En sus Ensayos, Montaigne habla que la vida es aprender a morir, y que la vida filosófica es la única manera de hacerlo. Es decir, reflexionar y meditar, en medio de la turbulencia, apegado a la poesía, y en plena conciencia de las emociones. Esto suena completamente imposible, pero sería más sencillo, si a su manera, yo dijera simplemente que es vivir apegado a los placeres que otorga la misma existencia. “La meta de nuestra carrera es la muerte, es el objetivo necesario al que nos dirigimos: si nos asusta, ¿cómo vamos a poder dar un paso adelante sin fiebre?”, dice.
Escribió esto a sus 39 años, cuando se planteaba ya la cúspide de su vida, no sin olvidar que “jóvenes y viejos abandonan la vida en la misma condición”, y que en la plena conciencia del término de la respiración, la premeditación de la muerte es premeditación de la libertad. “No soy melancólico por mí mismo, sino soñador. Nada he tenido más en la cabeza, desde siempre, que las imágenes de la muerte. Incluso en la época más licenciosa de mi vida, cuando la juventud me ofrecía la alegre primavera”.
Pero levanto la nariz del libro, y se me atraviesa entre líneas la película La tierra y la sombra ahora también en el catálogo de Netflix. Dejo un autor y me adentro en el otro, que habla también en pleno uso de la juventud de un hombre que va a morir entre ahogos y cenizas. De unos viejos que aún tienen por vivir, de una tierra arrasada, de un niño que aprende de la vida al mismo tiempo que ve morir a su padre y vivir entre quemas y tierra arrasada. Es la historia de Colombia.
El director de la película, otro joven de menos de treinta años, César Acevedo, quien explicó para el diario El País que este proyecto le costó casi una década: “La empecé a los veinte años. Mi madre acababa de morir y mi papá era como un fantasma y mi imposibilidad de generar recuerdos me condenó a olvidarlos. Quise hacer una película que me permitiese hacerle frente al olvido y volver a las personas que más amaba.”

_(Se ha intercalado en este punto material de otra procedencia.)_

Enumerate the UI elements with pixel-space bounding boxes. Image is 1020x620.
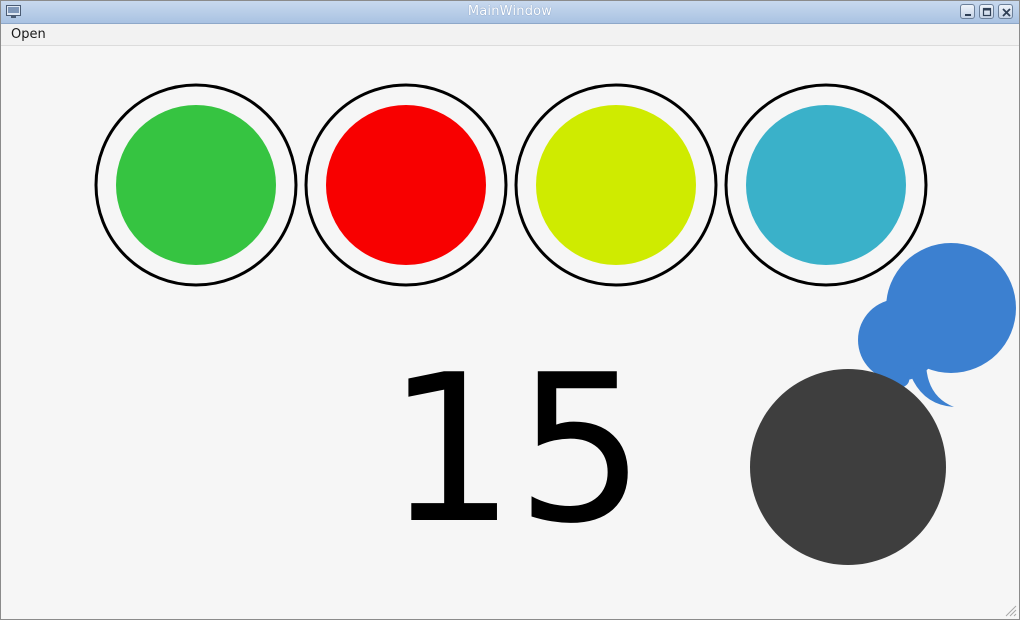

El niño de esta familia colombiana, antes de la llegada del abuelo, se pasaba las horas después del colegio, en casa, solo, escuchando la respiración gangosa del padre. Es el viejo el que le enseña de cometas y cantos de pájaros, le hace un comedero para aves y aprende a silbar. La metáfora más contundente se expresa en una naturaleza presente y agobiante, una muralla verde y un escándalo de pájaros que es un estruendo de angustia y una señal de pobreza. A pesar de todos los intentos, los tres hombres de la casa se sientan a la vez a invocar a las aves que nunca vendrán. Están ahí, como la ciudad, como la esperanza del progreso, como la riqueza de la naturaleza, todo ahí, a la vista, al oído pero inalcanzable, ausente.
Se opone esta realidad a la invitación filosófica de una existencia intensa a la que llama Montaigne, aunque en el mismo ensayo dice: “He comprobado que las cosas nos parecen a menudo más grandes de lejos que de cerca (…) nada puede ser penoso si es solo una vez”.
En esta semana de firmas y esperanzas de paz, en estos días, después de días tan soñados, me digo, qué sigue, qué hay por hacer. Y en la mesa de noche, un libro, El silencio de los animales escrito por John Gray, me da una pista. Entre la desazón de la película, la invitación filosófica, una grieta: vivir o sobrevivir. Y si la paz fuera pasar de un estado a otro, de la supervivencia que es la guerra contra el otro, la desconfianza, el fin de un pacto, la lucha sin cuartel, el combate cuerpo a cuerpo, el otro, el de la vida, en palabras de Gray, cuando la batalla es contra uno mismo, y nada más. Y dice: “Los antiguos paganos no imaginaban que la humanidad había sido corrompida por la civilización. Sabían que lo que aflora cuando la civilización se desmorona es solo la barbarie, una enfermedad de la civilización. No hay dos tipos de seres humanos, el salvaje y el civilizado. Solo existe el animal humano, en guerra consigo mismo para siempre”.
Restituir el equilibrio sería una forma de paz, un equilibrio tal que acercara lo que está cerca, que hiciera bajar a las aves, que al final nos ayudara a vivir, más que a entender estas antiguas líneas: “Si has vivido un día, lo has vivido todo. Un día es igual a todos los días. No hay otra luz ni otra noche. El sol, la luna, las estrellas, esta disposición son los mismos que tus antepasados han gozado y que solazarán a tus descendientes: No lo vieron de otro modo nuestros padres, ni lo verán de otro modo nuestros descendientes”. Y este no es fin, es el comienzo.